Reader from Austin M1EK:

I’m one of those naysayers – and the problem is these are being sold as mobility improvements rather than amenities for urban development. We’ve backed down our plan here in Austin to almost as stupid as Fort Worth’s now, because relatively few people are willing to be honest about the fact that a streetcar running in a shared lane is actually even worse than a bus if you care about speed and reliability.

But yeah, if you’re a tourist, or have gone voluntarily car-free, a streetcar might be nice. How about if the developers pay for it then, and not just the initial capital cost – but bond out the operating cost as well? In the meantime, transportation funds should go to things that can actually shift mode choice – like light rail.


My response:

legitimate points.

Let me raise others that many don’t often think about.

First, I want to mention something I heard last night, that the McKinney Avenue Trolley is up to 300,000 riders per year. And if you’ve ridden it recently during peak or rush hours, you understand. It is literally packed. Far more so than when I rode it to/from work every day living in uptown 2004-06.

The significance of this suggests a mode share change by the typically younger demographic that lives in uptown, millennials.

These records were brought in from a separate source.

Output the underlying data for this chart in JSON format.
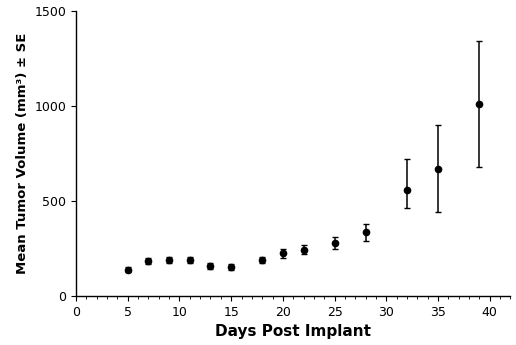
{
  "x": [
    5,
    7,
    9,
    11,
    13,
    15,
    18,
    20,
    22,
    25,
    28,
    32,
    35,
    39
  ],
  "y": [
    140,
    185,
    190,
    190,
    160,
    155,
    190,
    225,
    245,
    280,
    335,
    555,
    670,
    1010
  ],
  "yerr_low": [
    15,
    18,
    18,
    18,
    15,
    15,
    18,
    22,
    25,
    30,
    45,
    90,
    230,
    330
  ],
  "yerr_high": [
    15,
    18,
    18,
    18,
    15,
    15,
    18,
    22,
    25,
    30,
    45,
    165,
    230,
    330
  ],
  "xlabel": "Days Post Implant",
  "ylabel": "Mean Tumor Volume (mm³) ± SE",
  "xlim": [
    0,
    42
  ],
  "ylim": [
    0,
    1500
  ],
  "xticks": [
    0,
    5,
    10,
    15,
    20,
    25,
    30,
    35,
    40
  ],
  "yticks": [
    0,
    500,
    1000,
    1500
  ],
  "line_color": "#000000",
  "marker": "o",
  "markersize": 4.5,
  "linewidth": 1.6,
  "capsize": 2.5,
  "elinewidth": 1.1,
  "background_color": "#ffffff",
  "xlabel_fontsize": 11,
  "ylabel_fontsize": 9.5,
  "tick_fontsize": 9
}
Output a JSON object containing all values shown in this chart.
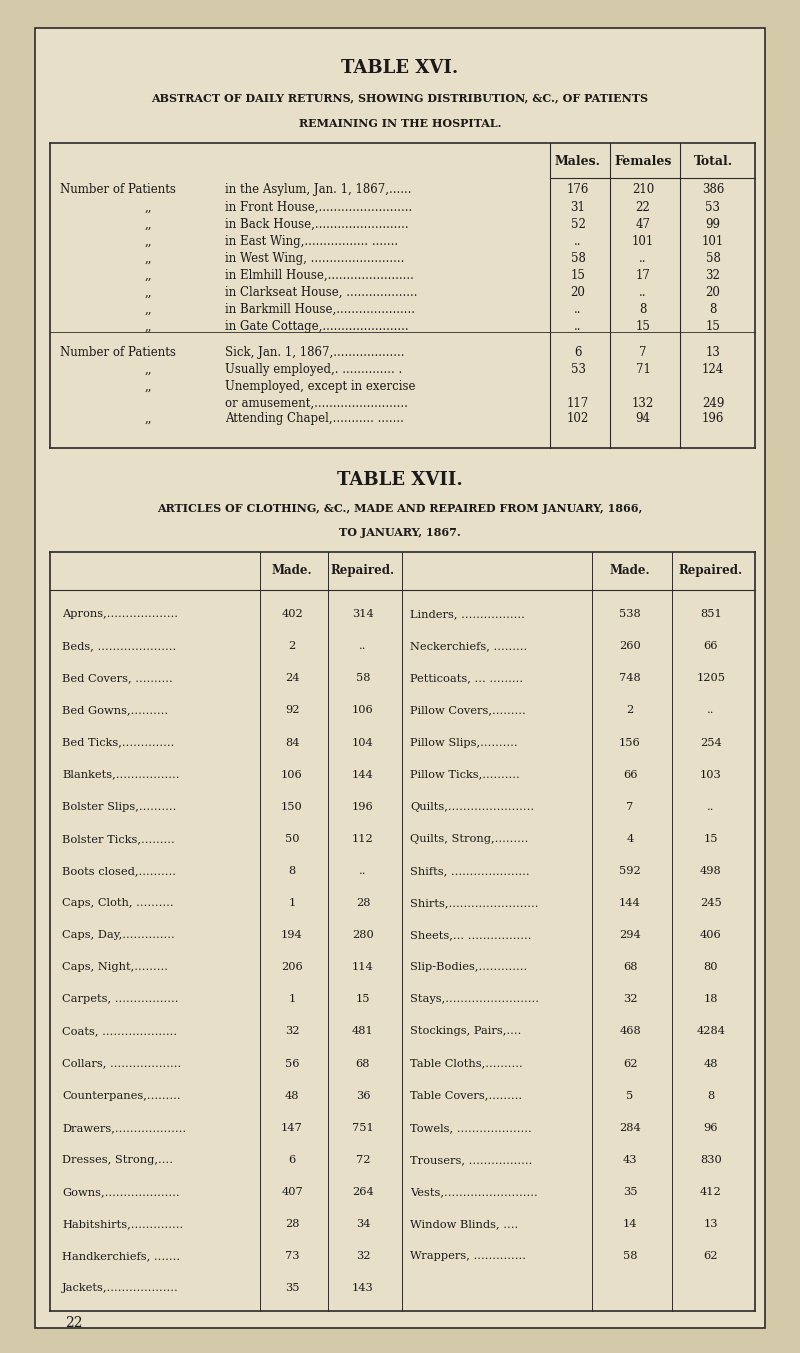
{
  "bg_color": "#e8dfc8",
  "page_bg": "#d4c9a8",
  "table_bg": "#ede5cf",
  "border_color": "#2a2a2a",
  "text_color": "#1a1a1a",
  "table16_title": "TABLE XVI.",
  "table16_subtitle1": "ABSTRACT OF DAILY RETURNS, SHOWING DISTRIBUTION, &C., OF PATIENTS",
  "table16_subtitle2": "REMAINING IN THE HOSPITAL.",
  "table16_headers": [
    "Males.",
    "Females",
    "Total."
  ],
  "table16_rows": [
    [
      "Number of Patients",
      "in the Asylum, Jan. 1, 1867,......",
      "176",
      "210",
      "386"
    ],
    [
      ",,",
      "in Front House,.........................",
      "31",
      "22",
      "53"
    ],
    [
      ",,",
      "in Back House,.........................",
      "52",
      "47",
      "99"
    ],
    [
      ",,",
      "in East Wing,................. .......",
      "..",
      "101",
      "101"
    ],
    [
      ",,",
      "in West Wing, .........................",
      "58",
      "..",
      "58"
    ],
    [
      ",,",
      "in Elmhill House,.......................",
      "15",
      "17",
      "32"
    ],
    [
      ",,",
      "in Clarkseat House, ...................",
      "20",
      "..",
      "20"
    ],
    [
      ",,",
      "in Barkmill House,.....................",
      "..",
      "8",
      "8"
    ],
    [
      ",,",
      "in Gate Cottage,.......................",
      "..",
      "15",
      "15"
    ],
    [
      "",
      "",
      "",
      "",
      ""
    ],
    [
      "Number of Patients",
      "Sick, Jan. 1, 1867,...................",
      "6",
      "7",
      "13"
    ],
    [
      ",,",
      "Usually employed,. .............. .",
      "53",
      "71",
      "124"
    ],
    [
      ",,",
      "Unemployed, except in exercise",
      "",
      "",
      ""
    ],
    [
      "",
      "or amusement,.........................",
      "117",
      "132",
      "249"
    ],
    [
      ",,",
      "Attending Chapel,........... .......",
      "102",
      "94",
      "196"
    ]
  ],
  "table17_title": "TABLE XVII.",
  "table17_subtitle1": "ARTICLES OF CLOTHING, &C., MADE AND REPAIRED FROM JANUARY, 1866,",
  "table17_subtitle2": "TO JANUARY, 1867.",
  "table17_col_headers": [
    "Made.",
    "Repaired.",
    "",
    "Made.",
    "Repaired."
  ],
  "table17_left": [
    [
      "Aprons,...................",
      "402",
      "314"
    ],
    [
      "Beds, .....................",
      "2",
      ".."
    ],
    [
      "Bed Covers, ..........",
      "24",
      "58"
    ],
    [
      "Bed Gowns,..........",
      "92",
      "106"
    ],
    [
      "Bed Ticks,..............",
      "84",
      "104"
    ],
    [
      "Blankets,.................",
      "106",
      "144"
    ],
    [
      "Bolster Slips,..........",
      "150",
      "196"
    ],
    [
      "Bolster Ticks,.........",
      "50",
      "112"
    ],
    [
      "Boots closed,..........",
      "8",
      ".."
    ],
    [
      "Caps, Cloth, ..........",
      "1",
      "28"
    ],
    [
      "Caps, Day,..............",
      "194",
      "280"
    ],
    [
      "Caps, Night,.........",
      "206",
      "114"
    ],
    [
      "Carpets, .................",
      "1",
      "15"
    ],
    [
      "Coats, ....................",
      "32",
      "481"
    ],
    [
      "Collars, ...................",
      "56",
      "68"
    ],
    [
      "Counterpanes,.........",
      "48",
      "36"
    ],
    [
      "Drawers,...................",
      "147",
      "751"
    ],
    [
      "Dresses, Strong,....",
      "6",
      "72"
    ],
    [
      "Gowns,....................",
      "407",
      "264"
    ],
    [
      "Habitshirts,..............",
      "28",
      "34"
    ],
    [
      "Handkerchiefs, .......",
      "73",
      "32"
    ],
    [
      "Jackets,...................",
      "35",
      "143"
    ]
  ],
  "table17_right": [
    [
      "Linders, .................",
      "538",
      "851"
    ],
    [
      "Neckerchiefs, .........",
      "260",
      "66"
    ],
    [
      "Petticoats, ... .........",
      "748",
      "1205"
    ],
    [
      "Pillow Covers,.........",
      "2",
      ".."
    ],
    [
      "Pillow Slips,..........",
      "156",
      "254"
    ],
    [
      "Pillow Ticks,..........",
      "66",
      "103"
    ],
    [
      "Quilts,.......................",
      "7",
      ".."
    ],
    [
      "Quilts, Strong,.........",
      "4",
      "15"
    ],
    [
      "Shifts, .....................",
      "592",
      "498"
    ],
    [
      "Shirts,........................",
      "144",
      "245"
    ],
    [
      "Sheets,... .................",
      "294",
      "406"
    ],
    [
      "Slip-Bodies,.............",
      "68",
      "80"
    ],
    [
      "Stays,.........................",
      "32",
      "18"
    ],
    [
      "Stockings, Pairs,....",
      "468",
      "4284"
    ],
    [
      "Table Cloths,..........",
      "62",
      "48"
    ],
    [
      "Table Covers,.........",
      "5",
      "8"
    ],
    [
      "Towels, ....................",
      "284",
      "96"
    ],
    [
      "Trousers, .................",
      "43",
      "830"
    ],
    [
      "Vests,.........................",
      "35",
      "412"
    ],
    [
      "Window Blinds, ....",
      "14",
      "13"
    ],
    [
      "Wrappers, ..............",
      "58",
      "62"
    ],
    [
      "",
      "",
      ""
    ]
  ],
  "page_number": "22"
}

Secondly, as we begin to price parking more appropriately, people will be looking for outlets that don’t require paying 100/month in parking downtown.

Light rail has an appropriate service length as do modern streetcars. Streetcars can better serve the neighborhoods within 1 to 3 miles with very frequent stops that light rail can provide only 1 or 2 stops at best. These immediately downtown adjacent areas are where the greatest gap between existing and potential lies, aka profit, opportunity, value, and of course, interesting walkable urban neighborhoods.

Lastly, and perhaps most out of the box, is the idea of mobility, shared lanes and traffic calming. The MATA trolley often makes driving on McKinney Avenue a pain in the ass. And that is a good thing. It is harder to speed, thereby making walking along McKinney and crossing it, much safer and more enjoyable (despite the narrowness of sidewalks).

It may hurt long distance mobility, but it increases localized mobility and the interconnection or “tethering” of neighborhoods.